Security firm CloudSek released BeVigil, a tool to enable bug bounty hunters to find and report vulnerabilities in mobile apps.
And hacker Jerry Gamblin published this extensive guide on the CVE year in review, featuring data on assigned vulnerabilities from the year 2022. New open source infosec/hacking tools
GCP Goat is a vulnerable cloud infrastructure tool featuring the latest released OWASP Top 10 web application security risks and other misconfiguration, designed to help test developers test their code in a cloud environment.
Another cloud-based tool, PEACH is a tenant isolation framework for cloud applications to help protect against malicious actors accessing “data belonging to other customers”, for example, in cases such as ChaosDB, ExtraReplica, and AttachMe.

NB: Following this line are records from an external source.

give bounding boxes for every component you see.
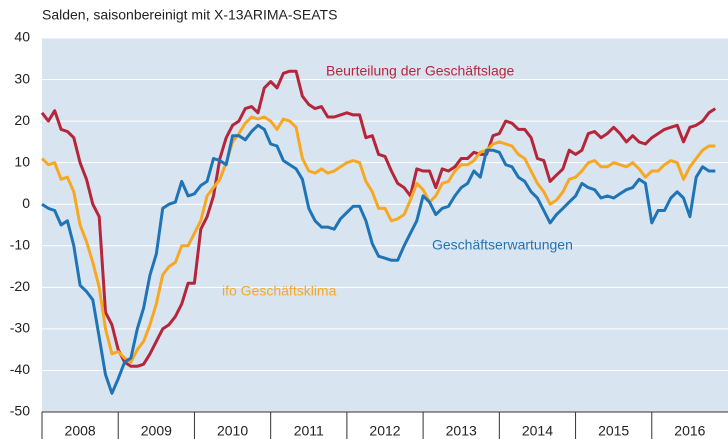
series-label: Geschäftserwartungen — [432, 237, 573, 253]
series-line — [40, 69, 717, 368]
y-tick-label: -10 — [10, 236, 30, 252]
series-label: ifo Geschäftsklima — [222, 283, 337, 299]
series-line — [41, 123, 716, 395]
x-tick-label: 2015 — [598, 423, 629, 439]
x-tick-label: 2011 — [294, 423, 324, 439]
plot-background — [42, 38, 728, 412]
x-tick-label: 2008 — [65, 423, 96, 439]
y-tick-label: 40 — [14, 29, 30, 45]
y-tick-label: -20 — [10, 278, 30, 294]
y-tick-label: 30 — [14, 70, 30, 86]
x-tick-label: 2016 — [674, 423, 705, 439]
y-tick-label: -30 — [10, 320, 30, 336]
x-tick-label: 2012 — [369, 423, 400, 439]
series-line — [40, 115, 716, 364]
y-tick-label: 0 — [22, 195, 30, 211]
chart-title: Salden, saisonbereinigt mit X-13ARIMA-SE… — [42, 7, 337, 23]
y-tick-label: 20 — [14, 112, 30, 128]
x-tick-label: 2010 — [217, 423, 248, 439]
x-tick-label: 2013 — [446, 423, 477, 439]
x-tick-label: 2009 — [141, 423, 172, 439]
y-tick-label: 10 — [14, 153, 30, 169]
series-label: Beurteilung der Geschäftslage — [326, 63, 515, 79]
y-tick-label: -40 — [10, 361, 30, 377]
y-tick-label: -50 — [10, 403, 30, 419]
x-tick-label: 2014 — [522, 423, 553, 439]
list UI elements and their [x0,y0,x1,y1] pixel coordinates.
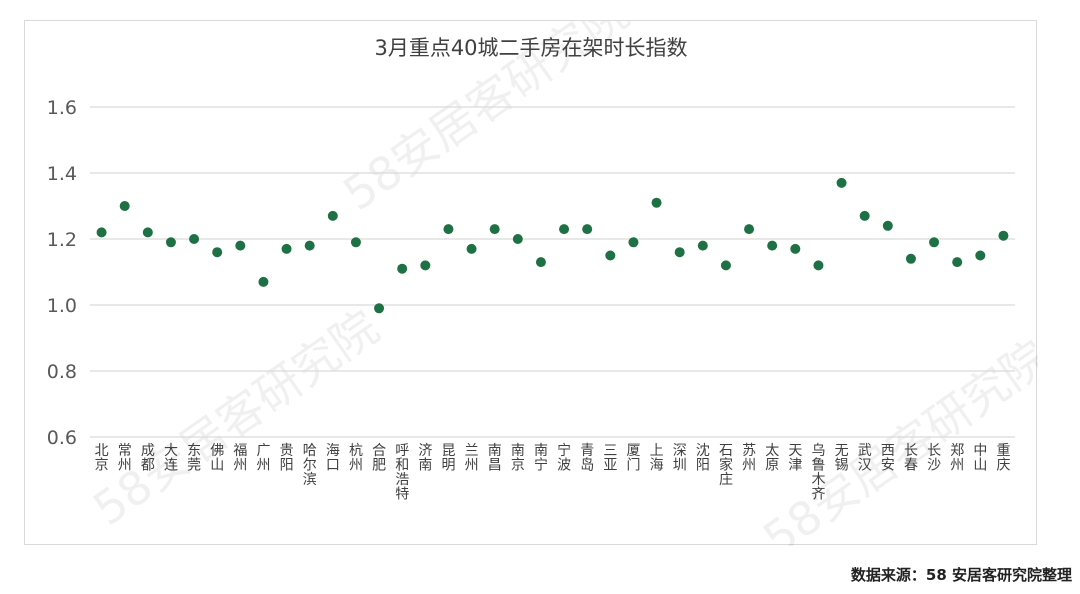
x-category-label: 青岛 [580,443,594,474]
x-category-label: 济南 [418,443,432,474]
x-category-label: 长沙 [927,443,941,474]
x-category-label: 重庆 [996,443,1010,474]
data-point [859,210,870,221]
data-point [813,260,824,271]
chart-title: 3月重点40城二手房在架时长指数 [374,36,687,60]
data-point [165,237,176,248]
data-point [350,237,361,248]
x-category-label: 沈阳 [696,443,710,474]
data-point [767,240,778,251]
x-category-label: 长春 [904,443,918,474]
data-point [929,237,940,248]
data-point [374,303,385,314]
data-point [952,257,963,268]
data-point [397,263,408,274]
x-category-label: 中山 [973,443,987,474]
x-category-label: 贵阳 [280,443,294,474]
data-point [212,247,223,258]
x-category-label: 海口 [326,443,340,474]
data-point [258,276,269,287]
x-category-label: 南昌 [488,443,502,474]
data-point [119,201,130,211]
data-point [720,260,731,271]
y-tick-label: 1.0 [47,295,77,317]
x-axis-categories: 北京常州成都大连东莞佛山福州广州贵阳哈尔滨海口杭州合肥呼和浩特济南昆明兰州南昌南… [95,442,1011,503]
x-category-label: 广州 [256,443,270,474]
x-category-label: 太原 [765,443,779,474]
x-category-label: 东莞 [187,443,201,474]
data-point [443,224,454,235]
x-category-label: 兰州 [465,443,479,474]
data-point [998,230,1009,241]
x-category-label: 上海 [650,443,664,474]
x-category-label: 天津 [788,443,802,474]
x-category-label: 成都 [141,443,155,474]
data-point [304,240,315,251]
data-point [836,177,847,188]
data-point [559,224,570,235]
y-tick-label: 1.2 [47,229,77,251]
data-point [512,234,523,244]
x-category-label: 南宁 [534,443,548,474]
data-point [651,197,662,208]
data-point [905,253,916,264]
x-category-label: 三亚 [603,443,617,474]
x-category-label: 常州 [118,443,132,474]
gridlines [90,106,1015,438]
x-category-label: 苏州 [742,443,756,474]
data-point [674,247,685,258]
watermark-text: 58安居客研究院 [753,330,1038,546]
source-note: 数据来源：58 安居客研究院整理 [850,566,1072,584]
x-category-label: 武汉 [858,443,872,474]
x-category-label: 乌鲁木齐 [811,443,825,503]
data-point [605,250,616,261]
data-point [535,257,546,268]
data-point [281,243,292,254]
x-category-label: 合肥 [372,443,386,474]
x-category-label: 佛山 [210,443,224,474]
x-category-label: 宁波 [557,442,571,474]
x-category-label: 哈尔滨 [303,443,317,488]
x-category-label: 深圳 [673,443,687,474]
data-point [975,250,986,261]
y-tick-label: 1.6 [47,97,77,119]
y-tick-label: 1.4 [47,163,77,185]
data-point [697,240,708,251]
data-point [189,234,200,244]
y-axis-ticks: 0.6 0.8 1.0 1.2 1.4 1.6 [47,97,77,449]
y-tick-label: 0.6 [47,427,77,449]
watermark-text: 58安居客研究院 [83,300,388,536]
x-category-label: 昆明 [441,443,455,474]
data-point [96,227,107,238]
data-point [327,210,338,221]
x-category-label: 郑州 [950,443,964,474]
data-point [582,224,593,235]
x-category-label: 福州 [233,443,247,474]
data-point [744,224,755,235]
x-category-label: 西安 [881,443,895,474]
x-category-label: 南京 [511,443,525,474]
x-category-label: 杭州 [349,443,363,474]
x-category-label: 厦门 [626,443,640,474]
x-category-label: 大连 [164,443,178,474]
data-point [420,260,431,271]
data-point [790,243,801,254]
data-point [628,237,639,248]
data-point [235,240,246,251]
x-category-label: 无锡 [835,443,849,474]
x-category-label: 石家庄 [719,443,733,488]
x-category-label: 北京 [95,443,109,474]
data-point [489,224,500,235]
data-point [466,243,477,254]
x-category-label: 呼和浩特 [395,443,409,503]
chart-frame: 58安居客研究院 58安居客研究院 58安居客研究院 3月重点40城二手房在架时长指… [24,20,1038,546]
data-points [96,177,1009,314]
y-tick-label: 0.8 [47,361,77,383]
data-point [882,220,893,231]
data-point [142,227,153,238]
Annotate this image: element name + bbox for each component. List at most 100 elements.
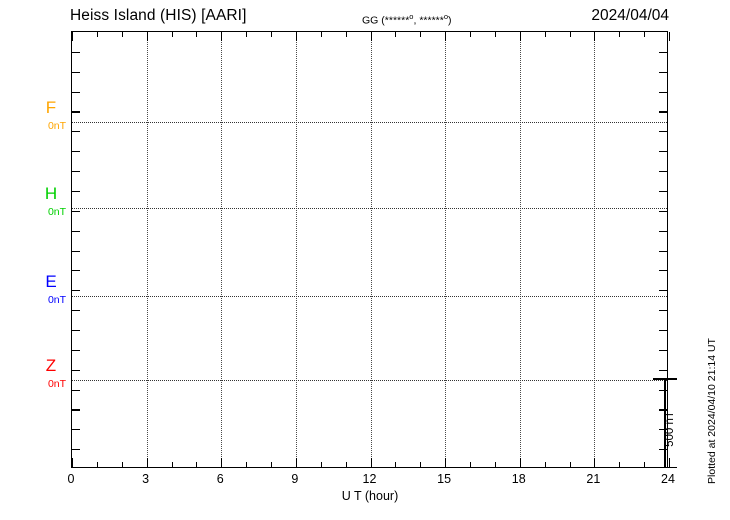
axis-tick-bottom xyxy=(246,462,248,467)
degree-sign-lat: o xyxy=(409,12,414,21)
scale-bar xyxy=(653,378,677,468)
axis-tick-right xyxy=(659,71,667,73)
component-label-z: Z xyxy=(45,356,57,376)
axis-tick-bottom xyxy=(171,462,173,467)
axis-tick-left xyxy=(72,349,80,351)
gg-open-paren: ( xyxy=(378,14,385,27)
axis-tick-top xyxy=(221,32,223,41)
scale-bar-bottom-cap xyxy=(653,466,677,468)
axis-tick-top xyxy=(445,32,447,41)
axis-tick-left xyxy=(72,111,80,113)
axis-tick-right xyxy=(659,389,667,391)
gg-close-paren: ) xyxy=(448,14,452,27)
x-axis-tick-label: 6 xyxy=(216,472,224,486)
x-axis-title: U T (hour) xyxy=(341,489,399,503)
page-title: Heiss Island (HIS) [AARI] xyxy=(70,7,247,24)
axis-tick-right xyxy=(659,250,667,252)
gg-label: GG xyxy=(362,14,379,27)
gridline-vertical xyxy=(445,32,447,467)
axis-tick-top xyxy=(370,32,372,41)
axis-tick-bottom xyxy=(320,462,322,467)
component-label-f: F xyxy=(45,98,57,118)
x-axis-tick-label: 12 xyxy=(362,472,377,486)
axis-tick-left xyxy=(72,290,80,292)
gg-latitude: ****** xyxy=(384,14,410,27)
axis-tick-bottom xyxy=(121,462,123,467)
axis-tick-left xyxy=(72,91,80,93)
axis-tick-bottom xyxy=(221,458,223,467)
axis-tick-bottom xyxy=(196,462,198,467)
axis-tick-top xyxy=(171,32,173,37)
axis-tick-right xyxy=(659,91,667,93)
axis-tick-bottom xyxy=(619,462,621,467)
x-axis-tick-label: 24 xyxy=(661,472,675,486)
axis-tick-left xyxy=(72,151,80,153)
axis-tick-right xyxy=(659,230,667,232)
axis-tick-right xyxy=(659,329,667,332)
gridline-vertical xyxy=(146,32,148,467)
axis-tick-right xyxy=(659,131,667,133)
axis-tick-left xyxy=(72,250,80,252)
plot-grid-layer xyxy=(72,32,671,467)
axis-tick-left xyxy=(72,429,80,431)
axis-tick-top xyxy=(494,32,496,37)
axis-tick-top xyxy=(72,32,74,41)
axis-tick-left xyxy=(72,310,80,312)
gg-longitude: ****** xyxy=(419,14,444,27)
axis-tick-left xyxy=(72,71,80,73)
axis-tick-left xyxy=(72,329,80,332)
axis-tick-top xyxy=(271,32,273,37)
x-axis-tick-label: 21 xyxy=(586,472,601,486)
plotted-at-timestamp: Plotted at 2024/04/10 21:14 UT xyxy=(706,338,718,484)
component-baseline-value-h: 0nT xyxy=(47,206,67,219)
gridline-vertical xyxy=(519,32,521,467)
axis-tick-right xyxy=(659,270,667,272)
baseline-f xyxy=(72,122,667,124)
axis-tick-right xyxy=(659,369,667,371)
axis-tick-top xyxy=(121,32,123,37)
axis-tick-bottom xyxy=(519,458,521,467)
axis-tick-right xyxy=(659,349,667,351)
axis-tick-bottom xyxy=(395,462,397,467)
axis-tick-right xyxy=(659,310,667,312)
component-baseline-value-f: 0nT xyxy=(47,120,67,133)
gg-separator: , xyxy=(413,14,420,27)
axis-tick-top xyxy=(96,32,98,37)
axis-tick-bottom xyxy=(295,458,297,467)
axis-tick-bottom xyxy=(370,458,372,467)
axis-tick-top xyxy=(569,32,571,37)
component-label-h: H xyxy=(44,184,58,204)
scale-bar-label: 500 nT xyxy=(664,411,676,447)
axis-tick-right xyxy=(659,290,667,292)
component-label-e: E xyxy=(45,271,57,291)
axis-tick-top xyxy=(146,32,148,41)
axis-tick-left xyxy=(72,409,80,411)
gridline-vertical xyxy=(221,32,223,467)
axis-tick-right xyxy=(659,210,667,212)
axis-tick-bottom xyxy=(72,458,74,467)
gridline-vertical xyxy=(594,32,596,467)
axis-tick-bottom xyxy=(544,462,546,467)
axis-tick-left xyxy=(72,51,80,53)
axis-tick-top xyxy=(246,32,248,37)
axis-tick-left xyxy=(72,210,80,212)
axis-tick-bottom xyxy=(271,462,273,467)
axis-tick-top xyxy=(470,32,472,37)
axis-tick-left xyxy=(72,131,80,133)
axis-tick-right xyxy=(659,151,667,153)
baseline-z xyxy=(72,380,667,382)
magnetogram-plot-area xyxy=(71,31,671,468)
gridline-vertical xyxy=(295,32,297,467)
x-axis-tick-label: 3 xyxy=(142,472,150,486)
x-axis-tick-label: 15 xyxy=(437,472,452,486)
axis-tick-top xyxy=(395,32,397,37)
axis-tick-top xyxy=(669,32,671,41)
axis-tick-top xyxy=(320,32,322,37)
axis-tick-left xyxy=(72,190,80,192)
axis-tick-bottom xyxy=(494,462,496,467)
baseline-e xyxy=(72,295,667,297)
axis-tick-top xyxy=(544,32,546,37)
axis-tick-top xyxy=(345,32,347,37)
axis-tick-left xyxy=(72,270,80,272)
axis-tick-left xyxy=(72,389,80,391)
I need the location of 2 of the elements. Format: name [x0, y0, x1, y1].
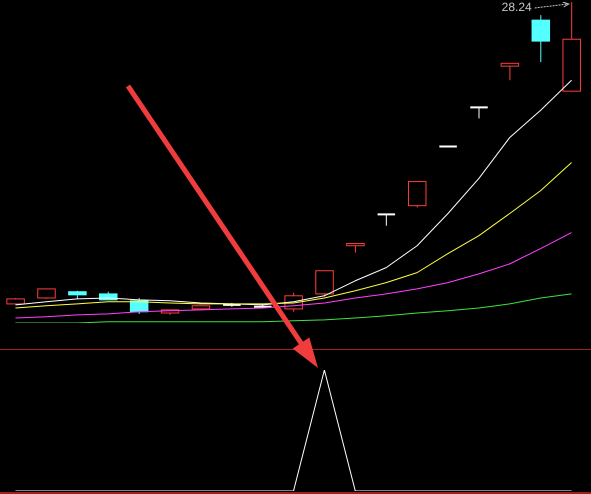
- annotation: 28.24: [502, 0, 532, 14]
- candlestick: [532, 14, 550, 63]
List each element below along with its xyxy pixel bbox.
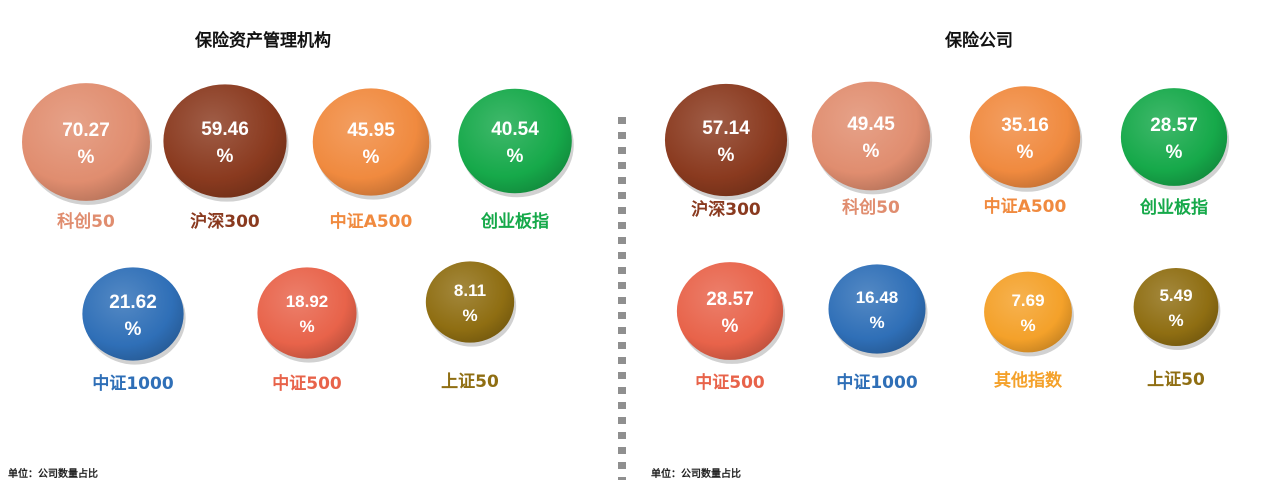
bubble-circle <box>425 261 515 343</box>
bubble-right-u521bu4e1au677fu6307: 28.57% 创业板指 <box>1120 88 1230 218</box>
bubble-circle <box>82 267 184 361</box>
bubble-circle <box>664 83 788 197</box>
bubble-percent-sign: % <box>462 306 477 325</box>
bubble-right-u79d1u521b50: 49.45% 科创50 <box>811 81 933 218</box>
bubble-percent-sign: % <box>78 147 95 168</box>
bubble-value-label: 28.57 <box>706 289 754 310</box>
bubble-left-u4e2du8bc1500: 18.92% 中证500 <box>257 267 359 394</box>
bubble-percent-sign: % <box>363 147 380 168</box>
bubble-category-label: 上证50 <box>1147 370 1205 390</box>
bubble-circle <box>828 264 926 354</box>
bubble-percent-sign: % <box>718 145 735 166</box>
bubble-right-u4e0au8bc150: 5.49% 上证50 <box>1133 268 1221 390</box>
bubble-category-label: 中证1000 <box>836 372 917 393</box>
bubble-left-u6caau6df1300: 59.46% 沪深300 <box>163 84 289 232</box>
bubble-percent-sign: % <box>217 146 234 167</box>
bubble-left-u521bu4e1au677fu6307: 40.54% 创业板指 <box>458 88 574 232</box>
bubble-value-label: 5.49 <box>1159 286 1192 305</box>
bubble-category-label: 中证A500 <box>330 211 413 232</box>
bubble-circle <box>1133 268 1219 346</box>
bubble-value-label: 18.92 <box>286 292 329 311</box>
right-panel-title: 保险公司 <box>945 31 1013 51</box>
bubble-value-label: 28.57 <box>1150 115 1198 136</box>
bubble-left-u4e2du8bc1a500: 45.95% 中证A500 <box>312 88 432 232</box>
bubble-value-label: 7.69 <box>1011 291 1044 310</box>
bubble-category-label: 科创50 <box>842 197 900 218</box>
bubble-percent-sign: % <box>1166 142 1183 163</box>
bubble-circle <box>22 83 150 201</box>
bubble-percent-sign: % <box>722 316 739 337</box>
bubble-left-u4e2du8bc11000: 21.62% 中证1000 <box>82 267 186 394</box>
bubble-circle <box>984 271 1072 353</box>
bubble-circle <box>811 81 931 191</box>
bubble-category-label: 中证1000 <box>92 373 173 394</box>
bubble-category-label: 创业板指 <box>1139 197 1208 218</box>
bubble-value-label: 35.16 <box>1001 115 1049 136</box>
bubble-category-label: 中证500 <box>272 373 342 394</box>
left-panel-title: 保险资产管理机构 <box>195 31 331 51</box>
bubble-category-label: 沪深300 <box>190 211 260 232</box>
bubble-value-label: 45.95 <box>347 120 395 141</box>
bubble-percent-sign: % <box>869 313 884 332</box>
bubble-category-label: 其他指数 <box>994 370 1063 391</box>
bubble-left-u4e0au8bc150: 8.11% 上证50 <box>425 261 517 392</box>
bubble-right-u4e2du8bc11000: 16.48% 中证1000 <box>828 264 928 393</box>
bubble-percent-sign: % <box>1017 142 1034 163</box>
bubble-value-label: 59.46 <box>201 119 249 140</box>
bubble-circle <box>676 262 784 360</box>
right-unit-note: 单位：公司数量占比 <box>651 469 741 480</box>
bubble-percent-sign: % <box>125 319 142 340</box>
bubble-left-u79d1u521b50: 70.27% 科创50 <box>22 83 152 232</box>
bubble-circle <box>312 88 430 196</box>
bubble-value-label: 57.14 <box>702 118 750 139</box>
bubble-percent-sign: % <box>299 317 314 336</box>
bubble-right-u4e2du8bc1a500: 35.16% 中证A500 <box>969 86 1083 217</box>
bubble-percent-sign: % <box>1168 311 1183 330</box>
bubble-percent-sign: % <box>1020 316 1035 335</box>
bubble-right-u6caau6df1300: 57.14% 沪深300 <box>664 83 790 220</box>
bubble-value-label: 49.45 <box>847 114 895 135</box>
bubble-category-label: 中证500 <box>695 372 765 393</box>
bubble-circle <box>1120 88 1228 186</box>
bubble-circle <box>163 84 287 198</box>
bubble-value-label: 16.48 <box>856 288 899 307</box>
bubble-percent-sign: % <box>507 146 524 167</box>
panel-divider <box>618 117 626 480</box>
bubble-category-label: 中证A500 <box>984 196 1067 217</box>
bubble-circle <box>458 88 572 194</box>
bubble-right-u4e2du8bc1500: 28.57% 中证500 <box>676 262 786 393</box>
bubble-category-label: 创业板指 <box>480 211 549 232</box>
bubble-category-label: 科创50 <box>57 211 115 232</box>
bubble-right-u5176u4ed6u6307u6570: 7.69% 其他指数 <box>984 271 1074 391</box>
bubble-value-label: 8.11 <box>454 281 486 300</box>
bubble-value-label: 40.54 <box>491 119 539 140</box>
left-unit-note: 单位：公司数量占比 <box>8 469 98 480</box>
bubble-percent-sign: % <box>863 141 880 162</box>
bubble-category-label: 上证50 <box>441 372 499 392</box>
bubble-value-label: 21.62 <box>109 292 157 313</box>
bubble-circle <box>969 86 1081 188</box>
bubble-category-label: 沪深300 <box>691 199 761 220</box>
bubble-value-label: 70.27 <box>62 120 110 141</box>
bubble-circle <box>257 267 357 359</box>
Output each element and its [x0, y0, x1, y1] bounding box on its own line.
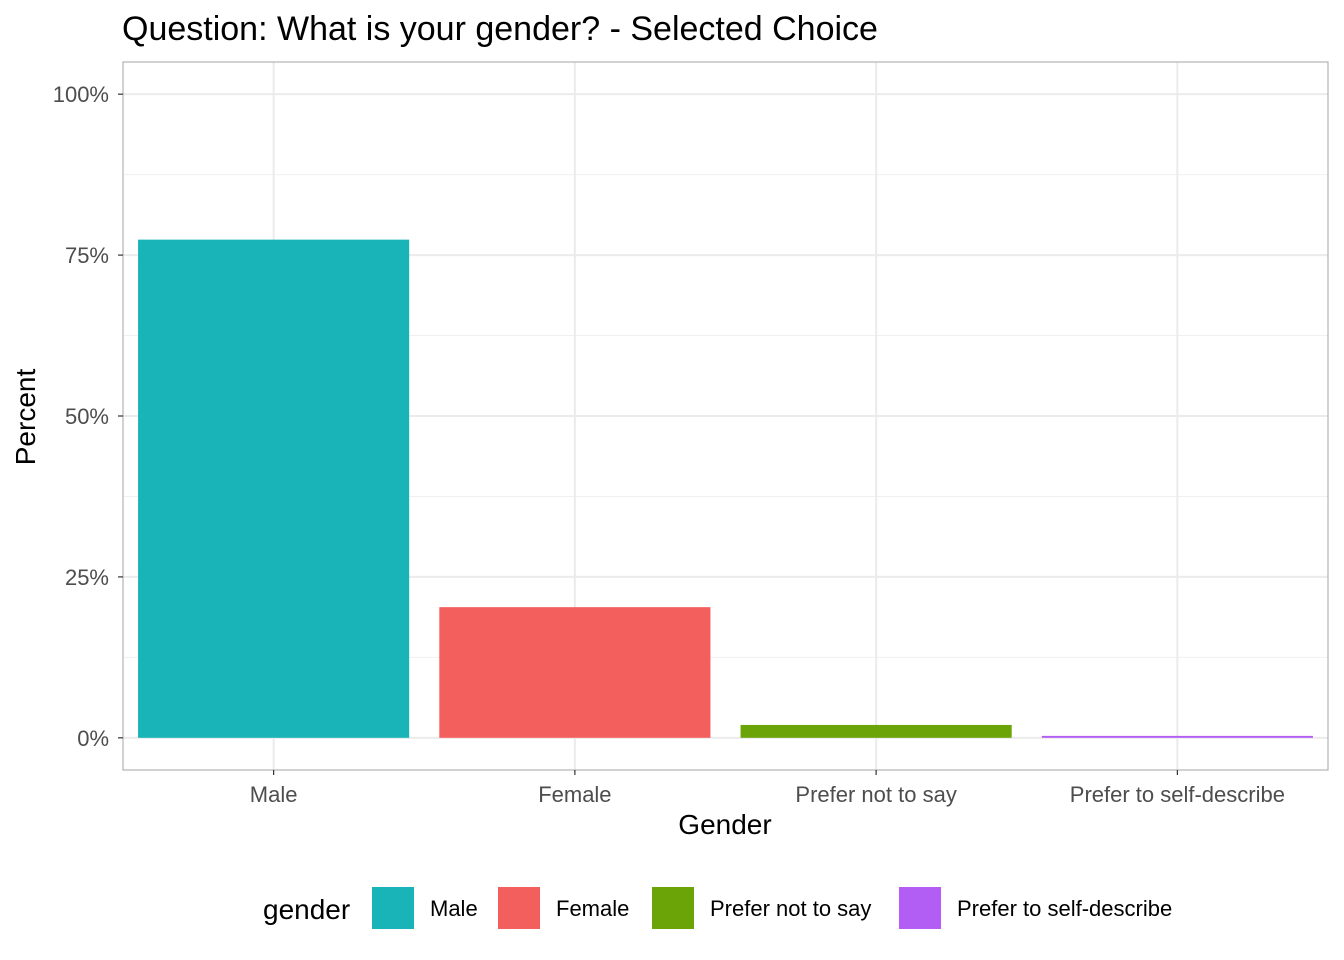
x-tick-label: Prefer to self-describe — [1070, 782, 1285, 807]
y-tick-label: 50% — [65, 404, 109, 429]
legend-title: gender — [263, 894, 350, 925]
x-axis-ticks: Male Female Prefer not to say Prefer to sel… — [250, 770, 1285, 807]
legend-key — [652, 887, 694, 929]
bar — [439, 607, 711, 738]
legend-label: Prefer not to say — [710, 896, 871, 921]
x-tick-label: Female — [538, 782, 611, 807]
x-axis-title: Gender — [678, 809, 771, 840]
legend-key — [899, 887, 941, 929]
legend-label: Female — [556, 896, 629, 921]
y-tick-label: 25% — [65, 565, 109, 590]
bar — [138, 239, 410, 738]
y-tick-label: 0% — [77, 726, 109, 751]
bar — [740, 724, 1012, 738]
bar — [1041, 735, 1313, 738]
y-axis-title: Percent — [10, 369, 41, 466]
x-tick-label: Prefer not to say — [795, 782, 956, 807]
y-tick-label: 100% — [53, 82, 109, 107]
legend-key — [372, 887, 414, 929]
chart-title: Question: What is your gender? - Selecte… — [122, 10, 878, 48]
legend: gender Male Female Prefer not to say Prefer… — [263, 887, 1172, 929]
legend-items: Male Female Prefer not to say Prefer to sel… — [372, 887, 1172, 929]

Open source tool sbom-utility has been released, an API platform for validating, querying, updating, and managing standardized SBOMs. For devs
Exact Realty has released this blog post explaining how developers can defend against introducing cross-site request forgery (CSRF) vulnerabilities into websites.
Google’s Chromium project now supports the use of third-party Rust libraries from C++, and will include Rust code in the Chrome binary “within the next year”. For fun
Finally, SplendidData’s bonkers bug bounty program policy was subject to online infosec scrutiny recently.
The rules date back to at least early 2021, however it still sparked a lively discussion thread on Twitter over the last week as some of its questionable terms were highlighted.
Its policy boasts guidance such as ‘we will not respond to your request’ and that the company ‘cannot guarantee’ that no legal action will be taken, even if the vulnerability was disclosed responsibly.